ちからのぬきどころ

*きのう、滋賀にあるお知り合いの家へ遊びに行った際、約4年ぶりくらいに薪割りをさせてもらう機会に恵まれた。直径30センチ、長さ70センチほどはある薪(という丸太)を、自分の腕よりも長い斧を振り回して割ってゆく。切っていくのではなく、スコーンッと割っていくから、薪割りという単語はとっても合っている気がする。バコーンッと斧で切り倒すっていうよりは、道を開けて割ってあげる感覚の方が、薪割りはじょうずにできるんだな。(おれ調べ)

薪割りのコツを、ちょっとだけお教えしよう。え?そんなの求めていないだって?まあ、いいじゃないか。ほら、柿でも食いながらちょっと聞いとくれ。薪割りってのはな、力を入れたらうまくいかないのだ。
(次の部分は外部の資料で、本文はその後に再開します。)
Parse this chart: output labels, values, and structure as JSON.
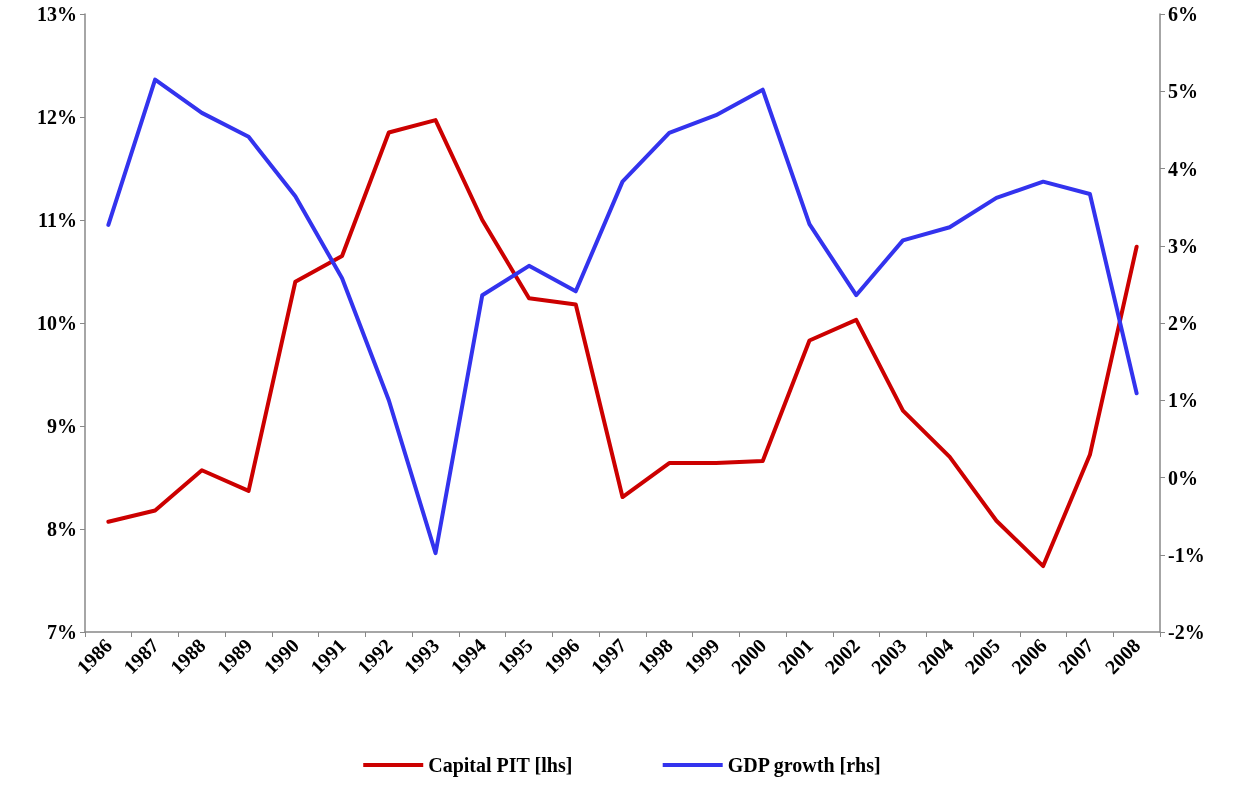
{
  "chart_data": {
    "type": "line",
    "categories": [
      "1986",
      "1987",
      "1988",
      "1989",
      "1990",
      "1991",
      "1992",
      "1993",
      "1994",
      "1995",
      "1996",
      "1997",
      "1998",
      "1999",
      "2000",
      "2001",
      "2002",
      "2003",
      "2004",
      "2005",
      "2006",
      "2007",
      "2008"
    ],
    "series": [
      {
        "name": "Capital PIT [lhs]",
        "color": "#cc0000",
        "values": [
          8.07,
          8.18,
          8.57,
          8.37,
          10.4,
          10.65,
          11.85,
          11.97,
          11.0,
          10.24,
          10.18,
          8.31,
          8.64,
          8.64,
          8.66,
          9.83,
          10.03,
          9.15,
          8.7,
          8.08,
          7.64,
          8.72,
          10.74
        ]
      },
      {
        "name": "GDP growth [rhs]",
        "color": "#3333ee",
        "axis": "y2",
        "values": [
          3.27,
          5.15,
          4.72,
          4.41,
          3.64,
          2.58,
          1.0,
          -0.98,
          2.36,
          2.74,
          2.41,
          3.83,
          4.46,
          4.69,
          5.02,
          3.28,
          2.36,
          3.07,
          3.24,
          3.62,
          3.83,
          3.67,
          1.09
        ]
      }
    ],
    "ylim": [
      7,
      13
    ],
    "yticks": [
      {
        "value": 7,
        "label": "7%"
      },
      {
        "value": 8,
        "label": "8%"
      },
      {
        "value": 9,
        "label": "9%"
      },
      {
        "value": 10,
        "label": "10%"
      },
      {
        "value": 11,
        "label": "11%"
      },
      {
        "value": 12,
        "label": "12%"
      },
      {
        "value": 13,
        "label": "13%"
      }
    ],
    "y2lim": [
      -2,
      6
    ],
    "y2ticks": [
      {
        "value": -2,
        "label": "-2%"
      },
      {
        "value": -1,
        "label": "-1%"
      },
      {
        "value": 0,
        "label": "0%"
      },
      {
        "value": 1,
        "label": "1%"
      },
      {
        "value": 2,
        "label": "2%"
      },
      {
        "value": 3,
        "label": "3%"
      },
      {
        "value": 4,
        "label": "4%"
      },
      {
        "value": 5,
        "label": "5%"
      },
      {
        "value": 6,
        "label": "6%"
      }
    ],
    "grid": false,
    "legend": "bottom",
    "marker": "none",
    "line_style": "solid"
  }
}
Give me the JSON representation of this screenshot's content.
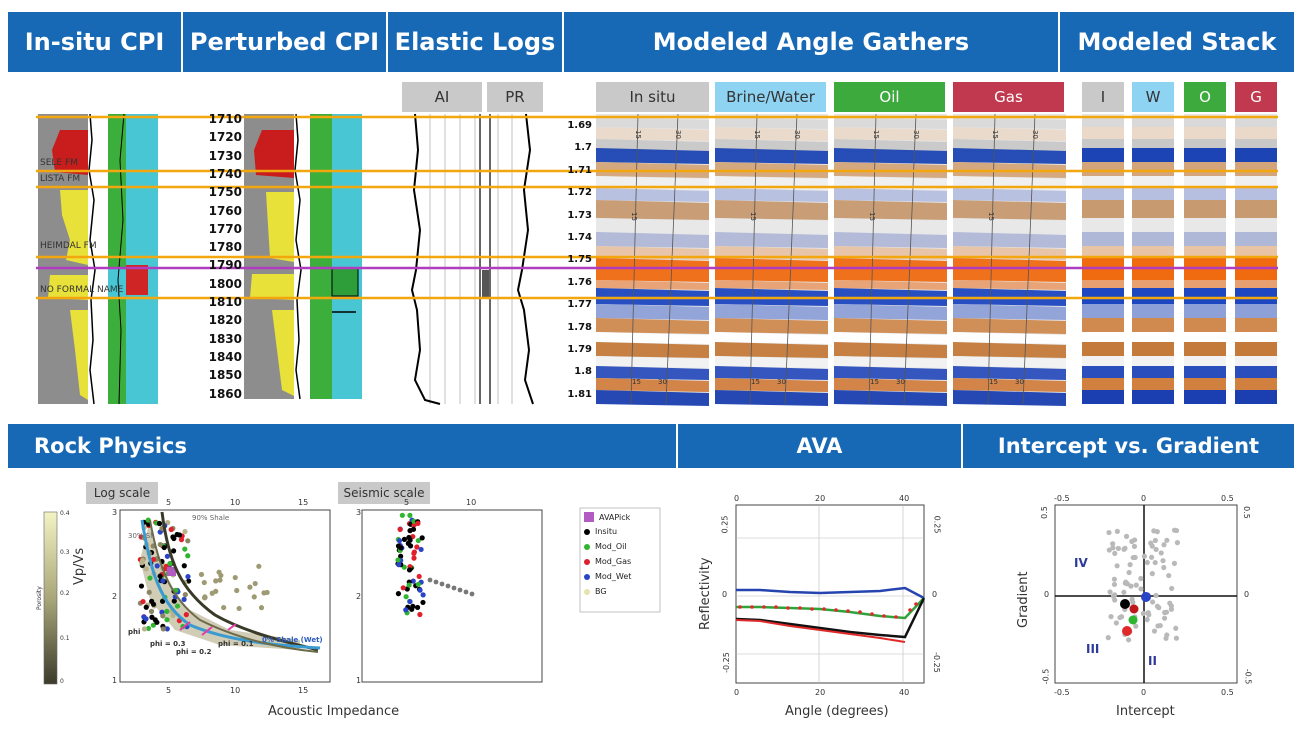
{
  "headers": {
    "insitu_cpi": "In-situ CPI",
    "perturbed_cpi": "Perturbed CPI",
    "elastic_logs": "Elastic Logs",
    "modeled_angle_gathers": "Modeled Angle Gathers",
    "modeled_stack": "Modeled Stack",
    "rock_physics": "Rock Physics",
    "ava": "AVA",
    "intercept_gradient": "Intercept vs. Gradient"
  },
  "elastic_tags": [
    "AI",
    "PR"
  ],
  "gather_tags": [
    {
      "label": "In situ",
      "color": "#c9c9c9",
      "text_color": "#333333"
    },
    {
      "label": "Brine/Water",
      "color": "#8fd3f2",
      "text_color": "#333333"
    },
    {
      "label": "Oil",
      "color": "#3daa3d",
      "text_color": "#ffffff"
    },
    {
      "label": "Gas",
      "color": "#c1394f",
      "text_color": "#ffffff"
    }
  ],
  "stack_tags": [
    {
      "label": "I",
      "color": "#c9c9c9",
      "text_color": "#333333"
    },
    {
      "label": "W",
      "color": "#8fd3f2",
      "text_color": "#333333"
    },
    {
      "label": "O",
      "color": "#3daa3d",
      "text_color": "#ffffff"
    },
    {
      "label": "G",
      "color": "#c1394f",
      "text_color": "#ffffff"
    }
  ],
  "depth_ticks": [
    "1710",
    "1720",
    "1730",
    "1740",
    "1750",
    "1760",
    "1770",
    "1780",
    "1790",
    "1800",
    "1810",
    "1820",
    "1830",
    "1840",
    "1850",
    "1860"
  ],
  "time_ticks": [
    "1.69",
    "1.7",
    "1.71",
    "1.72",
    "1.73",
    "1.74",
    "1.75",
    "1.76",
    "1.77",
    "1.78",
    "1.79",
    "1.8",
    "1.81"
  ],
  "formation_labels": [
    "SELE FM",
    "LISTA FM",
    "HEIMDAL FM",
    "NO FORMAL NAME"
  ],
  "gather_angle_labels": [
    "15",
    "30"
  ],
  "rock_physics": {
    "log_scale_tag": "Log scale",
    "seismic_scale_tag": "Seismic scale",
    "ylabel": "Vp/Vs",
    "xlabel": "Acoustic Impedance",
    "colorbar_label": "Porosity",
    "colorbar_ticks": [
      "0.4",
      "0.3",
      "0.2",
      "0.1",
      "0"
    ],
    "x_ticks": [
      "5",
      "10",
      "15"
    ],
    "seis_x_ticks": [
      "5",
      "10"
    ],
    "y_ticks": [
      "3",
      "2",
      "1"
    ],
    "annotations": [
      "90% Shale",
      "30% Sh",
      "0% Shale (Wet)",
      "phi = 0.3",
      "phi = 0.2",
      "phi = 0.1",
      "phi"
    ],
    "legend": [
      {
        "label": "AVAPick",
        "color": "#b05cc0"
      },
      {
        "label": "Insitu",
        "color": "#000000"
      },
      {
        "label": "Mod_Oil",
        "color": "#2fb52f"
      },
      {
        "label": "Mod_Gas",
        "color": "#e0202a"
      },
      {
        "label": "Mod_Wet",
        "color": "#2a44c8"
      },
      {
        "label": "BG",
        "color": "#e8e4a8"
      }
    ]
  },
  "ava": {
    "xlabel": "Angle (degrees)",
    "ylabel": "Reflectivity",
    "x_ticks": [
      "0",
      "20",
      "40"
    ],
    "y_ticks": [
      "0.25",
      "0",
      "-0.25"
    ]
  },
  "ig": {
    "xlabel": "Intercept",
    "ylabel": "Gradient",
    "x_ticks": [
      "-0.5",
      "0",
      "0.5"
    ],
    "y_ticks": [
      "0.5",
      "0",
      "-0.5"
    ],
    "quadrants": [
      "IV",
      "III",
      "II"
    ]
  }
}
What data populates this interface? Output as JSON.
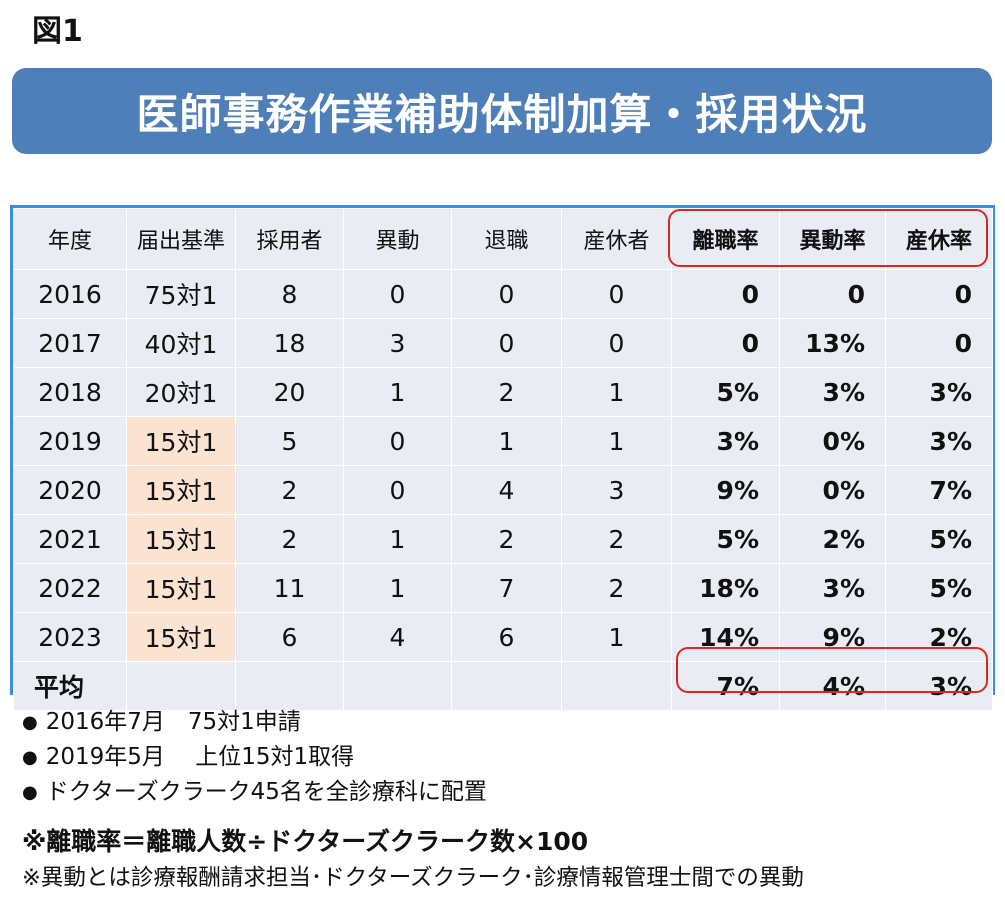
{
  "figure_label": "図1",
  "title": "医師事務作業補助体制加算・採用状況",
  "table": {
    "headers": [
      "年度",
      "届出基準",
      "採用者",
      "異動",
      "退職",
      "産休者",
      "離職率",
      "異動率",
      "産休率"
    ],
    "rows": [
      [
        "2016",
        "75対1",
        "8",
        "0",
        "0",
        "0",
        "0",
        "0",
        "0"
      ],
      [
        "2017",
        "40対1",
        "18",
        "3",
        "0",
        "0",
        "0",
        "13%",
        "0"
      ],
      [
        "2018",
        "20対1",
        "20",
        "1",
        "2",
        "1",
        "5%",
        "3%",
        "3%"
      ],
      [
        "2019",
        "15対1",
        "5",
        "0",
        "1",
        "1",
        "3%",
        "0%",
        "3%"
      ],
      [
        "2020",
        "15対1",
        "2",
        "0",
        "4",
        "3",
        "9%",
        "0%",
        "7%"
      ],
      [
        "2021",
        "15対1",
        "2",
        "1",
        "2",
        "2",
        "5%",
        "2%",
        "5%"
      ],
      [
        "2022",
        "15対1",
        "11",
        "1",
        "7",
        "2",
        "18%",
        "3%",
        "5%"
      ],
      [
        "2023",
        "15対1",
        "6",
        "4",
        "6",
        "1",
        "14%",
        "9%",
        "2%"
      ]
    ],
    "average": {
      "label": "平均",
      "values": [
        "7%",
        "4%",
        "3%"
      ]
    }
  },
  "notes": [
    "2016年7月　75対1申請",
    "2019年5月　 上位15対1取得",
    "ドクターズクラーク45名を全診療科に配置"
  ],
  "formula": "※離職率＝離職人数÷ドクターズクラーク数×100",
  "footnote": "※異動とは診療報酬請求担当･ドクターズクラーク･診療情報管理士間での異動",
  "colors": {
    "banner": "#4f7fb8",
    "table_border": "#3a8fd8",
    "highlight_box": "#e02424",
    "peach_cell": "#fbe3d2",
    "cell_bg": "#e9edf3"
  }
}
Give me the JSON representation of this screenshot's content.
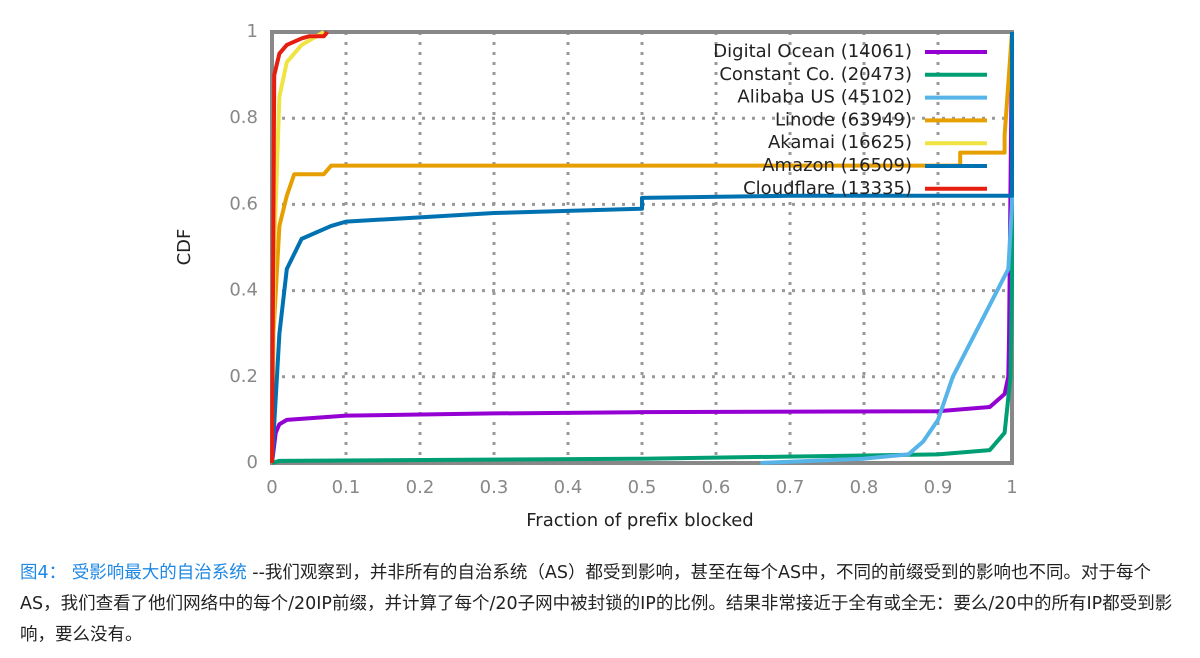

力を抜いてあげた方が、薪にスッと刃は通りやすいんだな。ようするに、力は要らないのだ。と言いたくなるけれど、じつは力が要らないわけではない。じっさいに、斧を降ろそうとするまでの、持ち上げるまでのあいだは力が必要なので、斧が最高点に到達するまでは力を入れる。あとはその遠心力で、斧を下ろす。力を抜くのではなく、”力の抜きどころ”が大事なのだ。

力の抜きどころ、つまり、どこでスイッチをオンにするのか、オフにするのか、スイッチの切り替えどころを知っているか、というわけだ。リラックスしなきゃ、とか、緊張もひつようだべ、ってことよりも、どこから先は力が必要で、どこまでは要らないのか、というグラデーションを知っておくのがいいと思うんだよなぁ。アクセルを踏んで、どこからは踏まなくても勝手に進むか、みたいなさ。さまざまなことをやる際に、スイッチのオンオフの切り替えどころを見極めてみると、おもしろいもかもしれない。